By Dr. Max Torres
In the spring of 2017, Dean Bill Bowman and I resolved to organize a conference on the dignity of work, to be held this week October 3-5 at The Catholic University of America. Our attention was drawn to the dire predictions emanating from learned quarters concerning the artificial intelligence fast enveloping us, and its concomitant elimination of the need for human labor. Sages peering into humanity’s future called for some version of a universal basic income (UBI) to cushion the blow of mass displacement.
This struck us as wrong-headed on two grounds. As businessmen, we knew that the capacity for human ingenuity, if rightly incentivized, would likely suffice to avert Armageddon and most likely usher in an era of prosperity through new industries, enterprises, opportunities, initiatives, and ways of servicing human needs. Moreover, a moment’s reflection on the development of science and technology suggests that, rather that render humans obsolete, innovation multiplies the need, and opportunity, for personal work. Times change, people adapt, and society flourishes when people are allowed to try out new ways of doing things, and to benefit from their experiments.

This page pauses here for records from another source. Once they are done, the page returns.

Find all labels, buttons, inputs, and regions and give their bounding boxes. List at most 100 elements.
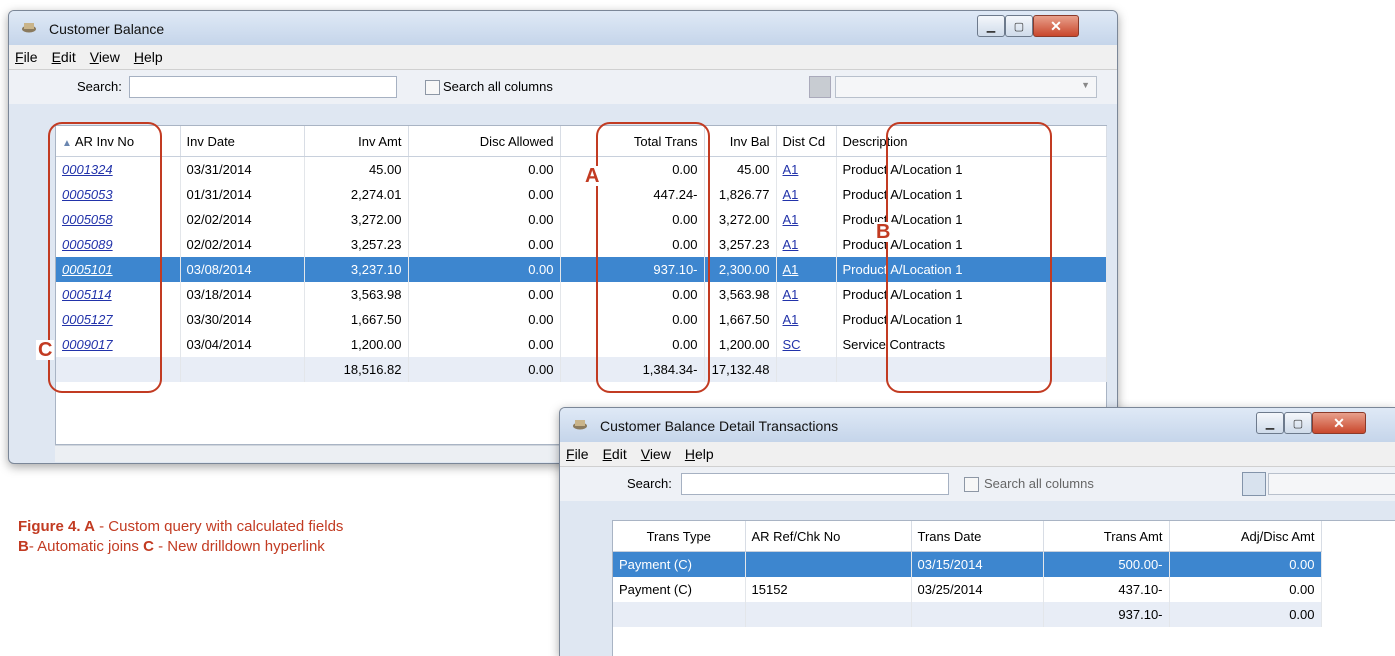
- detail-title-bar: Customer Balance Detail Transactions ▁ ▢…: [560, 408, 1395, 442]
- table-cell: 1,667.50: [304, 307, 409, 332]
- search-input[interactable]: [681, 473, 949, 495]
- app-icon: [22, 23, 36, 33]
- col-trans-type[interactable]: Trans Type: [613, 521, 746, 552]
- table-cell: 03/31/2014: [180, 156, 305, 182]
- total-cell: 937.10-: [1043, 602, 1170, 627]
- col-inv-date[interactable]: Inv Date: [180, 126, 305, 157]
- maximize-button[interactable]: ▢: [1284, 412, 1312, 434]
- table-cell: 0.00: [1169, 577, 1322, 602]
- table-cell: 0.00: [408, 257, 561, 282]
- app-icon: [573, 420, 587, 430]
- total-cell: 17,132.48: [704, 357, 777, 382]
- col-adj-disc-amt[interactable]: Adj/Disc Amt: [1169, 521, 1322, 552]
- cell-dist-cd[interactable]: SC: [776, 332, 837, 357]
- col-dist-cd[interactable]: Dist Cd: [776, 126, 837, 157]
- cell-dist-cd[interactable]: A1: [776, 232, 837, 257]
- total-cell: [776, 357, 837, 382]
- minimize-button[interactable]: ▁: [977, 15, 1005, 37]
- search-input[interactable]: [129, 76, 397, 98]
- table-cell: 03/15/2014: [911, 551, 1044, 577]
- table-row[interactable]: Payment (C) 03/15/2014 500.00- 0.00: [613, 551, 1322, 577]
- caption-a-key: Figure 4. A: [18, 518, 95, 535]
- dist-cd-link[interactable]: A1: [783, 237, 799, 252]
- table-row[interactable]: Payment (C) 15152 03/25/2014 437.10- 0.00: [613, 577, 1322, 602]
- search-all-label: Search all columns: [443, 79, 553, 94]
- dist-cd-link[interactable]: A1: [783, 187, 799, 202]
- callout-b-box: [886, 122, 1052, 393]
- table-cell: Payment (C): [613, 577, 746, 602]
- export-icon[interactable]: [1242, 472, 1266, 496]
- dist-cd-link[interactable]: SC: [783, 337, 801, 352]
- view-dropdown[interactable]: [1268, 473, 1395, 495]
- close-button[interactable]: ✕: [1312, 412, 1366, 434]
- chevron-down-icon: ▼: [1081, 80, 1090, 90]
- figure-caption: Figure 4. A - Custom query with calculat…: [18, 517, 343, 557]
- search-all-checkbox[interactable]: [425, 80, 440, 95]
- table-cell: 0.00: [408, 182, 561, 207]
- transactions-grid: Trans Type AR Ref/Chk No Trans Date Tran…: [612, 520, 1395, 656]
- table-cell: 03/25/2014: [911, 577, 1044, 602]
- cell-dist-cd[interactable]: A1: [776, 182, 837, 207]
- callout-a-label: A: [583, 165, 602, 187]
- caption-c-text: - New drilldown hyperlink: [153, 538, 325, 555]
- table-cell: Payment (C): [613, 551, 746, 577]
- table-cell: 1,200.00: [704, 332, 777, 357]
- menu-edit[interactable]: Edit: [52, 49, 76, 65]
- menu-help[interactable]: Help: [134, 49, 163, 65]
- detail-transactions-window: Customer Balance Detail Transactions ▁ ▢…: [559, 407, 1395, 656]
- caption-b-key: B: [18, 538, 29, 555]
- total-cell: [745, 602, 912, 627]
- dist-cd-link[interactable]: A1: [783, 287, 799, 302]
- table-cell: 0.00: [408, 232, 561, 257]
- dist-cd-link[interactable]: A1: [783, 212, 799, 227]
- search-all-checkbox[interactable]: [964, 477, 979, 492]
- caption-b-text: - Automatic joins: [28, 538, 144, 555]
- dist-cd-link[interactable]: A1: [783, 312, 799, 327]
- menu-file[interactable]: File: [566, 446, 589, 462]
- maximize-button[interactable]: ▢: [1005, 15, 1033, 37]
- cell-dist-cd[interactable]: A1: [776, 282, 837, 307]
- table-cell: 3,563.98: [704, 282, 777, 307]
- col-inv-bal[interactable]: Inv Bal: [704, 126, 777, 157]
- dist-cd-link[interactable]: A1: [783, 162, 799, 177]
- table-cell: 0.00: [408, 156, 561, 182]
- table-cell: 1,200.00: [304, 332, 409, 357]
- menu-view[interactable]: View: [90, 49, 120, 65]
- close-button[interactable]: ✕: [1033, 15, 1079, 37]
- menu-view[interactable]: View: [641, 446, 671, 462]
- detail-search-toolbar: Search: Search all columns: [560, 467, 1395, 501]
- minimize-button[interactable]: ▁: [1256, 412, 1284, 434]
- export-icon[interactable]: [809, 76, 831, 98]
- total-cell: 0.00: [408, 357, 561, 382]
- table-cell: 45.00: [704, 156, 777, 182]
- col-trans-amt[interactable]: Trans Amt: [1043, 521, 1170, 552]
- caption-c-key: C: [143, 538, 154, 555]
- table-cell: 3,272.00: [704, 207, 777, 232]
- dist-cd-link[interactable]: A1: [783, 262, 799, 277]
- col-ar-ref-chk-no[interactable]: AR Ref/Chk No: [745, 521, 912, 552]
- detail-menu-bar: File Edit View Help: [560, 442, 1395, 467]
- table-cell: 03/18/2014: [180, 282, 305, 307]
- menu-help[interactable]: Help: [685, 446, 714, 462]
- cell-dist-cd[interactable]: A1: [776, 207, 837, 232]
- col-inv-amt[interactable]: Inv Amt: [304, 126, 409, 157]
- table-cell: 0.00: [408, 282, 561, 307]
- total-cell: 18,516.82: [304, 357, 409, 382]
- table-cell: 0.00: [408, 307, 561, 332]
- totals-row: 937.10- 0.00: [613, 602, 1322, 627]
- table-cell: 2,274.01: [304, 182, 409, 207]
- col-trans-date[interactable]: Trans Date: [911, 521, 1044, 552]
- col-disc-allowed[interactable]: Disc Allowed: [408, 126, 561, 157]
- table-cell: 02/02/2014: [180, 232, 305, 257]
- menu-edit[interactable]: Edit: [603, 446, 627, 462]
- cell-dist-cd[interactable]: A1: [776, 156, 837, 182]
- total-cell: [911, 602, 1044, 627]
- table-cell: 2,300.00: [704, 257, 777, 282]
- search-all-label: Search all columns: [984, 476, 1094, 491]
- cell-dist-cd[interactable]: A1: [776, 307, 837, 332]
- cell-dist-cd[interactable]: A1: [776, 257, 837, 282]
- menu-file[interactable]: File: [15, 49, 38, 65]
- caption-a-text: - Custom query with calculated fields: [94, 518, 344, 535]
- view-dropdown[interactable]: ▼: [835, 76, 1097, 98]
- table-cell: 3,237.10: [304, 257, 409, 282]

Secondly, as Christians, we knew that work is too embedded in the designs of Providence to become obsolete among vast swaths of humanity.
Curiously, after the Second World War, neo-Thomist philosopher, Josef Pieper, suggested an alternative danger to that of having too little work: that of overvaluing work, of succumbing to a dictum cited approvingly by sociologist Max Weber that ‘one does not work to live; one lives to work’ (Pieper, 2).
Pieper believed that a culture of work predicated upon constant activity, on valuing effort without regard to the end for which effort was expended, on deprecating activity not aimed at the achievement of some utilitarian end, was a culture inimical to the human person, the creature at the heart of Catholic Social Teaching. The person, said Pieper, needs leisure, the soul of which is celebration, which unites effortlessness, calm and relaxation (ibid. 44). He saw divine worship as the paradigmatic expression of celebration, of leisure. At the end of the day, people most need God, and He is found in leisure, not activity for activity’s sake. As Pope St. John Paul taught in Redemptor Hominis, “Christ the Redeemer ‘fully reveals man to himself’” (1979, 10). Without leisure, we can’t even know ourselves.
In this age of electronic communication, work reaches into our sacred precincts as easily as into our profane ones, at any time of day or night, 24/7/365. Rare is the company—Chick-fil-A is a notable exception—that “keeps holy the Sabbath day” as instructed to do by the third commandment, and exhorted by Pope St. John Paul in Dies Domini. What is one to do?
As always, the Saints are helpful. St. Josemaria, for instance, suggests the following steps:
The first is to recognize work as a path to holiness. Above and beyond a means of remuneration, or even personal fulfillment, work is the place to meet daily with Christ, to have an encounter with Him.
Secondly, work done for love of God is a means to transcend all that is fleeting and ephemeral in our circumstances. Love makes even small things big and converts the monotonous detail of each day into something great.
Third, strive to work with order and constancy, which will express generosity and loyalty in a practical way. With the expansion of time that order brings, we will be able to give greater glory to God in our work.
Fourth, finish work well, for God calls us to offer sacrifices that are without blemish.
Fifth, remember that all honest work is dignified. The dignity of work is conferred by its subject—the person that performs it—not by its object—the work performed. We have it on high authority that God values work by the love with which it’s done and offered to Him, not by its worldly importance.
Sixth, work is best done in company with God, and with rectitude of intention. Reformation protests aside, occasional glances at an image of Our Lady or Our Lord help us to keep them in mind as we work.
Seventh, work is a primary means through which we mature in virtue. That is because a complete range of virtues is called for in our daily work, especially if we mean to sanctify it.
Eighth, work is a service to, and help for, others. Through work, while helping ourselves, we contribute directly to the development of society; we relieve others’ burdens. It is also a practical way help our colleagues.
Finally, work is means of apostolate, a way to reveal Christ to others through friendship and confidence.
Though Pieper didn’t say so, even in a world of superabundant work, faithful men and women have means to resist succumbing to total work. We can convert daily work into an encounter with Christ, a form of leisure, contemplation, prayer, and divine worship. Pieper believed that we work in order to have leisure, to commune with God. This we can do even in the midst of our work. Perhaps through this reformed perspective, we can convert work itself into leisure, into time with God. That is reason for celebration, indeed.
Dr. Max Torres is a Centesimus Annus Della Ratta Family Endowed Professor in the Busch School of Business and a fellow at the Institute for Human Ecology at The Catholic University of America.